がんを発見できない医師…「診断ミス」で殺されかけた人々

薬の量を間違えて吐血…
週刊現代 プロフィール

同じような実例は他にもある。さいたま市の斎藤久美子さん(66歳)は3年前、市の検診で大腸がん検査を受けた。その際、直腸下部に炎症があっただけなのに大腸がんと誤診された。結果、直腸を切断され永久人工肛門まで取り付けられてしまった。現在でも彼女は人工肛門の不便な生活を余儀なくされている。

一方、がん以外の病気に目を転じても、診断ミスのオンパレードだ。たとえば、がんに続いて国内の死因2位となっている心疾患。その中で最も罹患者が多い心筋梗塞も、ご多分に漏れない。

 

実は、心筋梗塞の患者を医者が胃腸炎だと誤診してしまうケースが頻発している。

心筋梗塞の予兆のひとつに、放散痛というみぞおちや背中の痛みが15分以上にわたって続く症状がある。胸部と離れているので無関係だと判断されがちだが、この痛みは心筋梗塞の重要なサインでもある。

お腹の周りが痛むので患者は消化器系の医者にかかりがちだが、消化器内科の医者は心筋梗塞の可能性を見逃してしまう。下痢や下血がないので胃腸炎と診断し、痛み止めだけを処方しておしまい。その結果、患者は突然心筋梗塞を発症し、倒れてしまう。

本来ならば他科の領域でも、様々な疾患の可能性を想定しなければならない。それにもかかわらず、安直に患者を診断する医者が多いのだ。

薬の量を間違えて吐血

医者の失態は診断ミスだけに留まらない。投薬ミスによって患者を死に追いやることもある。

6年前、夫の良治さん(享年61)をステロイドの過剰投与によって喪った武田峰子さん(58歳)はこう語る。

「あれは12月のことでした。突然、夫がのどの痛みを訴え地域の総合病院にある耳鼻科に行ったんです。診断は咽頭炎。先生からは痛みを抑えるため、ステロイド剤が処方されました。その日は薬を手に自宅へ帰った。それから数日、先生の指示に従ってステロイド剤を服用していたんです」

良治さんに異変が起きたのは6日目のことだった。自宅のリビングで、大量の吐血をしたのだ。倒れ込みながら「うぅぅ」と呻く良治さんの前には、血の海ができていた。
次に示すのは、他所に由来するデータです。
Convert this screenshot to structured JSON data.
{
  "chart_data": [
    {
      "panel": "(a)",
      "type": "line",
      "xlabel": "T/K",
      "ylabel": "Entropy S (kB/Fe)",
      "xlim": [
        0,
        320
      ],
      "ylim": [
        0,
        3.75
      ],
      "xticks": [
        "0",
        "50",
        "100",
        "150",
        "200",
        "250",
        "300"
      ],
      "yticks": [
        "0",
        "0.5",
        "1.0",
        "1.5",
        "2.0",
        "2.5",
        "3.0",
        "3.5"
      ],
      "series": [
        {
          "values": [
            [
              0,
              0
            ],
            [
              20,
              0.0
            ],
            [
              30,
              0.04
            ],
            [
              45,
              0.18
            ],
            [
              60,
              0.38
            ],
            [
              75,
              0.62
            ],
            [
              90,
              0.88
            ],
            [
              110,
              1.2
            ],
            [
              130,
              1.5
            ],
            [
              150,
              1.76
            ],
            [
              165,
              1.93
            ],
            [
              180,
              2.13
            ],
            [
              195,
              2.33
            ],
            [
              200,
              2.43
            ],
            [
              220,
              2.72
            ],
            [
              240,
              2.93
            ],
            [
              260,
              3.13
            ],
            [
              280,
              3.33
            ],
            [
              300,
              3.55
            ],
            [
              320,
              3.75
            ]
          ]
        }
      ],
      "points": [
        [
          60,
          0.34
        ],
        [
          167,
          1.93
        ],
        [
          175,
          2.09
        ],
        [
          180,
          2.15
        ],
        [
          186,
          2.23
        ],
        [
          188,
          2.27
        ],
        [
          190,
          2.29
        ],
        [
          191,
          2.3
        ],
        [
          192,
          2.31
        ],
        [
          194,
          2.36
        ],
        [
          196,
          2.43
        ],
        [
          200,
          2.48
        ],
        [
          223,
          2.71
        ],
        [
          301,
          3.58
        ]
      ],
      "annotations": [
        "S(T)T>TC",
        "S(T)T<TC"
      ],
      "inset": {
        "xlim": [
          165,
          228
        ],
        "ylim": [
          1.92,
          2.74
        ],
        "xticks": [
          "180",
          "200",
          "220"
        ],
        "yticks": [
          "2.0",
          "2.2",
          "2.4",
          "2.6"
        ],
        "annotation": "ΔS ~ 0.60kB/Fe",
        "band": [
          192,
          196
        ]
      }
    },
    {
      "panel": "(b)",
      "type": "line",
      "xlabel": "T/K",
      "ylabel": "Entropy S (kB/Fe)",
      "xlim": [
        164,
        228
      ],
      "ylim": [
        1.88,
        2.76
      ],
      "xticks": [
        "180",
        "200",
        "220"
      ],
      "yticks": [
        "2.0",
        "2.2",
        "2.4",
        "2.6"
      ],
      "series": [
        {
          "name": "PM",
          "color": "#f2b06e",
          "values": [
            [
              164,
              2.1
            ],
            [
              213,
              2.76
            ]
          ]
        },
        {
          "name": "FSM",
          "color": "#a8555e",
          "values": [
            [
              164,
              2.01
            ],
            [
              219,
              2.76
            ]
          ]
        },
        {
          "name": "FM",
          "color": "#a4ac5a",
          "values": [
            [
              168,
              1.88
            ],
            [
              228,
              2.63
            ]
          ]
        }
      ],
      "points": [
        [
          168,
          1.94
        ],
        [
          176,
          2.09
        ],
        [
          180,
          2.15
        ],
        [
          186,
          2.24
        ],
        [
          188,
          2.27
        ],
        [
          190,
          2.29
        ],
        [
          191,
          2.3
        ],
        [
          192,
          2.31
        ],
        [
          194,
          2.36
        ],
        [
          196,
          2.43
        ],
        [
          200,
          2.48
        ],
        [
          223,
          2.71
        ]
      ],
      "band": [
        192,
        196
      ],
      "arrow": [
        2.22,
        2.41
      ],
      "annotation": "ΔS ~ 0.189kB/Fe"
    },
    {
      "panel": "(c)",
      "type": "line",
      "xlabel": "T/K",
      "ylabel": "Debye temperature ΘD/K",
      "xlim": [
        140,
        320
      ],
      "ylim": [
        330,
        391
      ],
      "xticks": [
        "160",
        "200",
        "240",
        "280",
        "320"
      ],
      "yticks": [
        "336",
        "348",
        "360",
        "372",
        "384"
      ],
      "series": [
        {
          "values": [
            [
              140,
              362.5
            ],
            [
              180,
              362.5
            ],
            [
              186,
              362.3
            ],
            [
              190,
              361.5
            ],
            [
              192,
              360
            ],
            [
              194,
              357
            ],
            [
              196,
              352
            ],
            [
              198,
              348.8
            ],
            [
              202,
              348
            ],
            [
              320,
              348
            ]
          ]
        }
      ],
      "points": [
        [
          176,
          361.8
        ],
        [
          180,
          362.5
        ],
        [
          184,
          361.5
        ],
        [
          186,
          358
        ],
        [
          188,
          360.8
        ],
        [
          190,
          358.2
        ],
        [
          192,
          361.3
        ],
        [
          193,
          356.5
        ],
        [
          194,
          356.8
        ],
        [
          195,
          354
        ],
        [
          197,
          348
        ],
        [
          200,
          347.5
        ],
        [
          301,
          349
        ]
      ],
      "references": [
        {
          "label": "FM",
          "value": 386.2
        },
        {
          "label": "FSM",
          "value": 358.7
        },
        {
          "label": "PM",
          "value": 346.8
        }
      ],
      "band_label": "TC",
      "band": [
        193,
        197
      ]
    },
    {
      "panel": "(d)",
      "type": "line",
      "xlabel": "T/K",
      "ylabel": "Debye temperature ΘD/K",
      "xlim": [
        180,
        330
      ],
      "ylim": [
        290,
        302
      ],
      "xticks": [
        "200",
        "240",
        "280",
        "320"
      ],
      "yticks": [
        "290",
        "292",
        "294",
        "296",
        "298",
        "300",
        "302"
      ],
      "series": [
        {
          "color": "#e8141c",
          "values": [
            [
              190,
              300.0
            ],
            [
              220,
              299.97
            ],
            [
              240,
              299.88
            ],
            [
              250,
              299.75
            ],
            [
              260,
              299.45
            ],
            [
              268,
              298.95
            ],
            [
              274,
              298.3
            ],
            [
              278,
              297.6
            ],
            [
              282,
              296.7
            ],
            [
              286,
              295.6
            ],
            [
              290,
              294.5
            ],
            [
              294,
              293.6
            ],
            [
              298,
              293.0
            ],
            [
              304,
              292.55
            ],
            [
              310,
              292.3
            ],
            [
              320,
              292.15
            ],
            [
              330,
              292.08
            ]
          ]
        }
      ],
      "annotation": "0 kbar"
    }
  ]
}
突然のことに、峰子さんはパニックに陥る。急いでタクシーを呼んで、件の病院に駆け込んだ。だが、担当医は「薬の副作用ですよ。ステロイドは強力だから吐血する人もいるんです」とにべもない。だが、良治さんの苦しみ方は尋常ではない。

峰子さんが「お願いですから、ちゃんと診断してください」と食い下がるも、医者は面倒くさそうに同じ説明を繰り返すだけ。性懲りもなくステロイドを処方され、強引に家に帰された。

「その後、吐血は治まりましたが、明らかに夫は憔悴していました。翌朝のことです。

隣で寝ていた夫の血圧が測定不能になるほど低下し、完全に意識が失われていました。焦って救急車を呼び、最寄りの救命救急センターへと向かいました。そこで急性出血性胃潰瘍と診断され、胃の緊急摘出手術となった。でも、もう手遅れで。腸からも出血して、手の施しようがなくなってしまいました。

苦しみながら夫は死んでいったんです。

夫の死因を調べたら、ステロイドの投与量が間違っていたことが判明した。適正量を遥かに超えた量を処方されていたんです。夫の胃と腸はボロボロにされていました。夫が亡くなってから、絶対に許せないと病院を相手取って裁判を起こしました。

結果は勝訴でしたが、虚しさも募りました。いくら裁判で勝ったとしても、亡くなった夫の命は戻ってきません」

医者もひとりの人間であって、万能ではない。もちろん間違いだって犯すだろう。ただ、あまりにお粗末なミスで患者の命が脅かされているのもまた、事実なのだ。